After completing this class the student will also have the ability to:

· Apply basic insights from household and behavioral finance to decision making.

· Think critically about current research, and apply insights from research in a market setting.

Attendance requirements

Attendance is required and points can be earned from active participation. Students may not miss more than 20% of classes.

Teaching/learning method(s)

This course consists of a mix of regular lectures, discussions and analyses of assignments. The lectures will be largely based on the instructor’s lecture notes and additional readings. These readings will come largely from very recent pre-print academic articles, attempting to focus on the current state of the art. The lectures aim to communicate to students the theoretical framework and main concepts behind various topics in behavioral and household finance. To each main section of the class there will be reading (and discussion) assignments to gain a deeper understanding behind the concepts developed during the lectures.

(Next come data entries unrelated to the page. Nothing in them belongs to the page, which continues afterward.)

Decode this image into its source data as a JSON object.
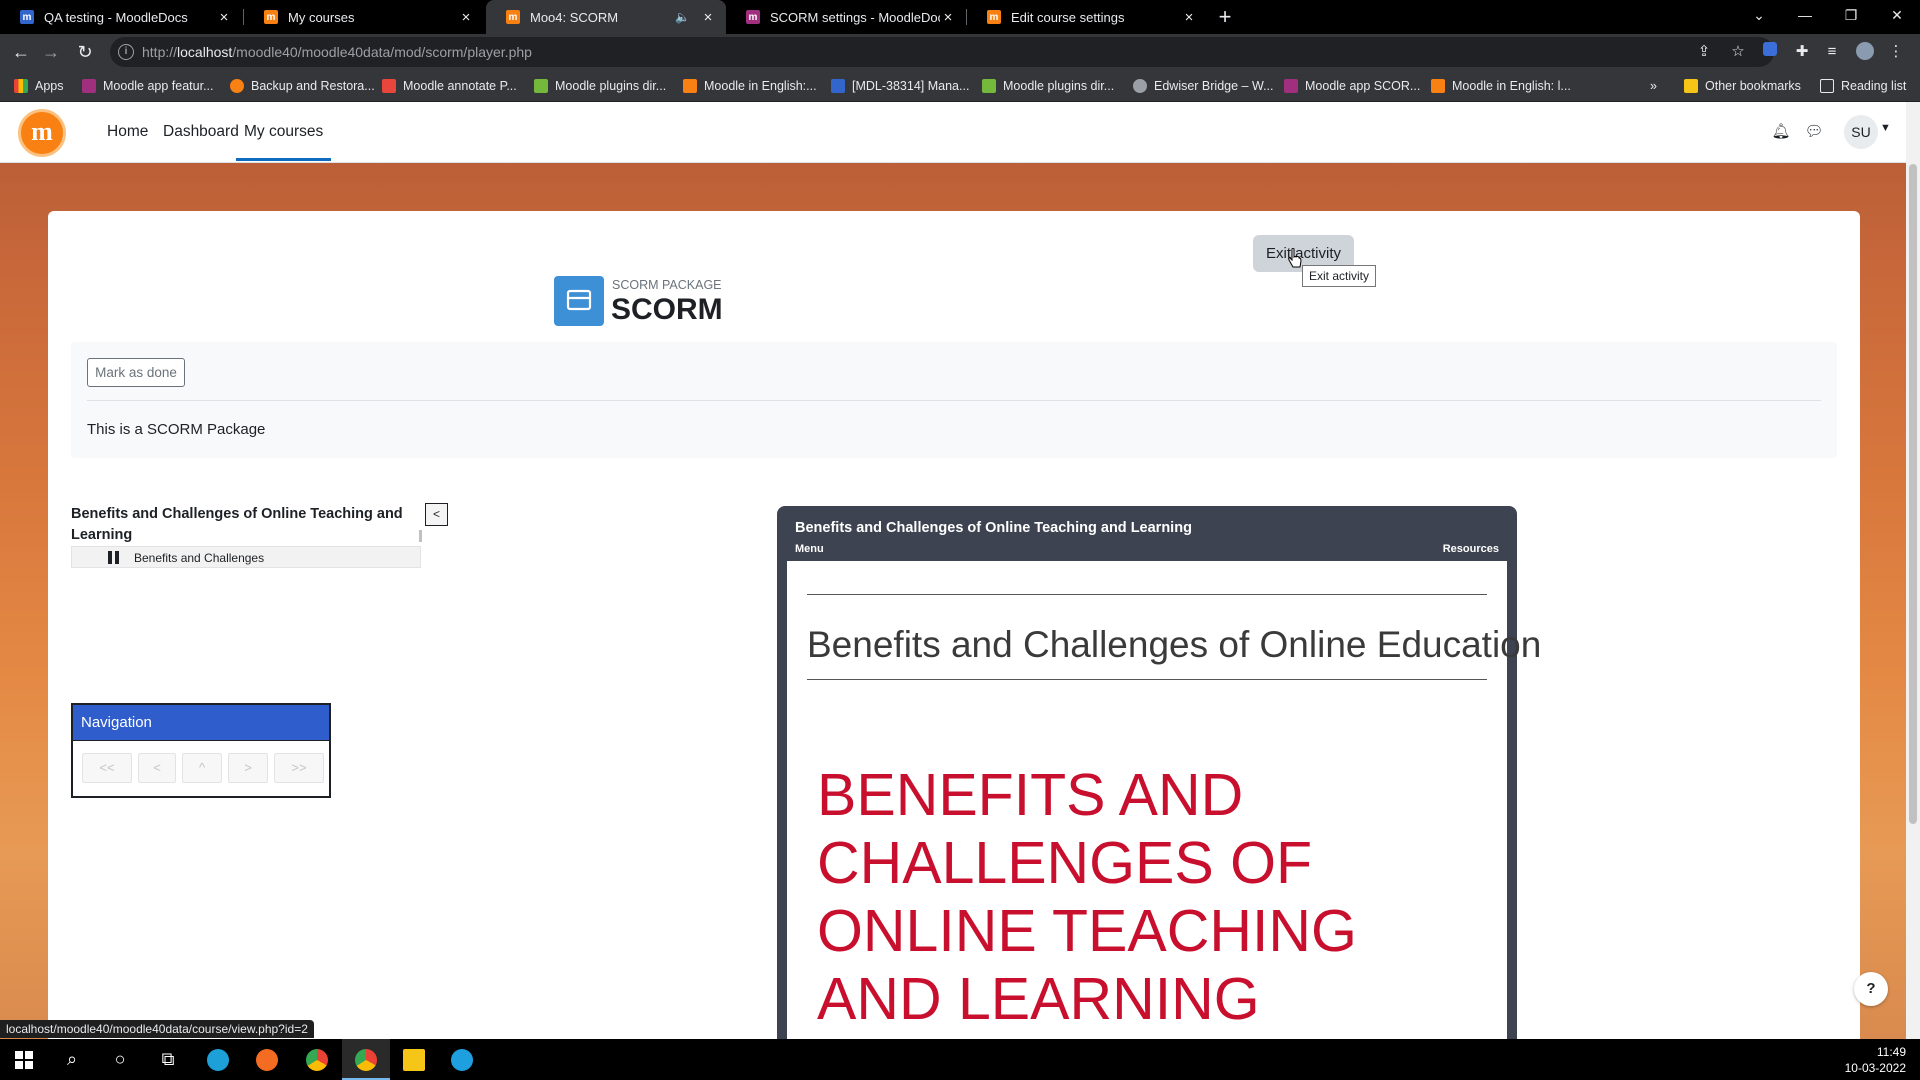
{
  "browser": {
    "tabs": [
      {
        "title": "QA testing - MoodleDocs",
        "active": false
      },
      {
        "title": "My courses",
        "active": false
      },
      {
        "title": "Moo4: SCORM",
        "active": true
      },
      {
        "title": "SCORM settings - MoodleDocs",
        "active": false
      },
      {
        "title": "Edit course settings",
        "active": false
      }
    ],
    "url_prefix": "http://",
    "url_host": "localhost",
    "url_path": "/moodle40/moodle40data/mod/scorm/player.php",
    "bookmarks": [
      "Apps",
      "Moodle app featur...",
      "Backup and Restora...",
      "Moodle annotate P...",
      "Moodle plugins dir...",
      "Moodle in English:...",
      "[MDL-38314] Mana...",
      "Moodle plugins dir...",
      "Edwiser Bridge – W...",
      "Moodle app SCOR...",
      "Moodle in English: l..."
    ],
    "other_bookmarks": "Other bookmarks",
    "reading_list": "Reading list",
    "status_url": "localhost/moodle40/moodle40data/course/view.php?id=2"
  },
  "moodle": {
    "nav": {
      "home": "Home",
      "dashboard": "Dashboard",
      "my_courses": "My courses"
    },
    "user_initials": "SU",
    "exit_button": "Exit activity",
    "exit_tooltip": "Exit activity",
    "package_label": "SCORM PACKAGE",
    "package_title": "SCORM",
    "mark_done": "Mark as done",
    "description": "This is a SCORM Package",
    "toc": {
      "title": "Benefits and Challenges of Online Teaching and Learning",
      "toggle": "<",
      "item": "Benefits and Challenges"
    },
    "navigation": {
      "title": "Navigation",
      "buttons": [
        "<<",
        "<",
        "^",
        ">",
        ">>"
      ]
    },
    "player": {
      "title": "Benefits and Challenges of Online Teaching and Learning",
      "menu": "Menu",
      "resources": "Resources",
      "slide_title": "Benefits and Challenges of Online Education",
      "slide_heading": "BENEFITS AND CHALLENGES OF ONLINE TEACHING AND LEARNING"
    },
    "help": "?"
  },
  "taskbar": {
    "time": "11:49",
    "date": "10-03-2022"
  },
  "colors": {
    "brand": "#f98012",
    "nav_header": "#2f5dcc",
    "slide_heading": "#c8102e",
    "player_frame": "#3d4350"
  }
}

In a preset number of class sessions, the 3-hour block will be divided by a full lecture followed by detailed discussion on one or few relevant papers.  In these sessions, students will be asked to prepare a presentation of the paper while other students will be allocated as discussants. Each student will prepare their assigned role and the presenters will be chosen at random.

In addition, students will be asked to individually prepare a research proposal on a topic of their choice/interest so long as it relates to household finance (loosely defined). The proposal will be a written project detailing the motivation, contribution to the literature, theoretical foundation, and empirical (or experimental, or theoretical) approach. These proposals should be less than 5 pages long.

Final assessment of the course will be based on individual research proposals and class attendance and participation in the assignments.

All assignments must be sent to the instructor electronically by the stated deadlines (to be confirmed alongside course schedule).

  • Individual research proposal (60%)
  • Participation in class (40%)

Students need at least 50% of the total points to pass this course. The remaining cut-off points are 65, 77.5, 90.